Jennifer 22 ans. J'avais 19 ans, je faisais une formation  sur 2 ans. J'étais avec mon copain depuis 3 ans. On vivait dans un appartement ... J'avais un retard de règles et je sentais que ce n’était pas comme d'habitude. Je décide de faire un test qui est positif. Au début le papa reste indifférent. J'appelle mes parents pour leur dire et là, je suis tombée de haut : ils m'ont dit "tu avortes toute suite" ... Je ne pensais pas qu'ils allaient réagir comme ça. Ils ne m’ont pas parlé pendant quelques semaines. Mon copain m'a dit : "on le garde " ... Ma grossesse était une grossesse difficile. du coup j'ai du arrêter de travailler pour être alitée. Ma petite sœur m'aidait à faire un peu de ménage. Mon copain travaillait. Des semaines plus tard, ma mère me recontactait. J'essaye de passer au dessus de ce qu'elle m'a dit mais tout au long de ma grossesse, elle me faisait des réflexions: " Ne te plains pas, car tu t'es mis seule dans cette situation». J'ai perdu beaucoup d'amies qui étaient jalouses de ce choix ...  A l'heure actuelle, j'ai 22 ans maman de 2 petites filles. Je suis toujours avec le papa. On vit le bonheur. Malgré toutes les étapes de la vie, ne laissez jamais personne décider à votre place, il existe aussi des aides  ... Un bébé c'est les plus belles choses de la vie. Un conseil suivez votre cœur

Fanny 22 ans, enceinte a 21 ans


Fanny, 22 ans. Cela remonte à l'an dernier. Ayant des problèmes gynécologiques, mon gynécologue m'avait assuré que je ne pouvais pas tomber enceinte dans l'immédiat car il fallait absolument que je fasse des examens. Puis, il me donne un IRM à faire le 21 janvier 2015 . Le 7 janvier je fais un test de grossesse (nécessaire pour l'irm), positif, j'y crois pas.
Nous n'avions pas la situation idéale car j'avais des soucis avec ma patronne mais bon pour moi je ne voulais ni perdre mon bébé ni l'homme de ma vie ! Arrivée à la maison discussion avec ses parents le lendemain, lui ne dit pas ni oui ni non, mais ses parents (avec qui je m'entendais super bien) lui ont carrément imposé un choix entre eux et nous.

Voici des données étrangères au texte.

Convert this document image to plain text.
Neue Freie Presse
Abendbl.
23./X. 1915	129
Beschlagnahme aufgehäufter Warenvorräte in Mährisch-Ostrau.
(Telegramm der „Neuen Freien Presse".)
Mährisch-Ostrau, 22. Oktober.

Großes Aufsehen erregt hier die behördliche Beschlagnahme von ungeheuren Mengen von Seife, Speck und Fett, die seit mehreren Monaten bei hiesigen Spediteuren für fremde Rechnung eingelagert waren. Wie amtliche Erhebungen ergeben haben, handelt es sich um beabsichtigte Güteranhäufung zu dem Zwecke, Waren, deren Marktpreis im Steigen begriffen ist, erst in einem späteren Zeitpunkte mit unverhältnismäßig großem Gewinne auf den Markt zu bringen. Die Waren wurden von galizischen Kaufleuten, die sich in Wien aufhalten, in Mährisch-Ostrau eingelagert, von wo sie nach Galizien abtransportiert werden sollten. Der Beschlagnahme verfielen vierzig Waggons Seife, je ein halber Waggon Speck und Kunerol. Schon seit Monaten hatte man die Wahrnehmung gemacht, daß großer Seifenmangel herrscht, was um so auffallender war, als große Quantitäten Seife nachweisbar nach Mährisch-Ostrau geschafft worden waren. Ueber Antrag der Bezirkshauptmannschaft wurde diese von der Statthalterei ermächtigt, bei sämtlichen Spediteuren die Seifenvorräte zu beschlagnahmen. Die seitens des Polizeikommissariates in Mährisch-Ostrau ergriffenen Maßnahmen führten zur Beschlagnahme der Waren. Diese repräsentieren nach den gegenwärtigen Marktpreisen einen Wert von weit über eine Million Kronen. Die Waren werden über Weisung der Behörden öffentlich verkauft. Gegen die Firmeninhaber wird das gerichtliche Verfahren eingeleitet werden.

Bref, pendant 4 mois on se voyait en cachette sans trop parler du bébé mais je réussis à lui montrer une écho et je le voyais fier au fond , donc je me disais que tout allait s'arranger . Ma maman m'a toujours soutenue quelque soit mon choix et je lui dirais jamais assez merci pour tout ce qu'elle a fait ! Puis est arrivé le jour où je ne supportais plus cette situation de cachette , alors qu'on vivait presque ensemble et qu'on avait tout acheté pour notre appartement avant d'apprendre ma grossesse ! 
Donc j'ai mis un terme à cette relation à contre-coeur , car je voyais que ses parents réussissaient à lui monter la tête contre nous . J'ai préféré garder mon bébé, seule. Oui car je ne pouvais vivre avec un avortement sur la conscience . Aujourd'hui mon fils a 4 mois , j'ai retrouvé un homme digne de ce nom qui est à nos côtés tous les jours , et je n'ai plus jamais eu de nouvelles du géniteur de mon fils , il a refait sa vie et moi la mienne . Même si ça n'a pas toujours été facile je me suis battue pour mon bébé ; Et quand je le regarde aujourd'hui je suis la plus fière des mamans du monde ! N'écoutez jamais les gens, écoutez votre cœur, ce ne sont pas les gens qui porteront ça sur la conscience mais vous , n'allez jamais à l'encontre de votre Cœur.!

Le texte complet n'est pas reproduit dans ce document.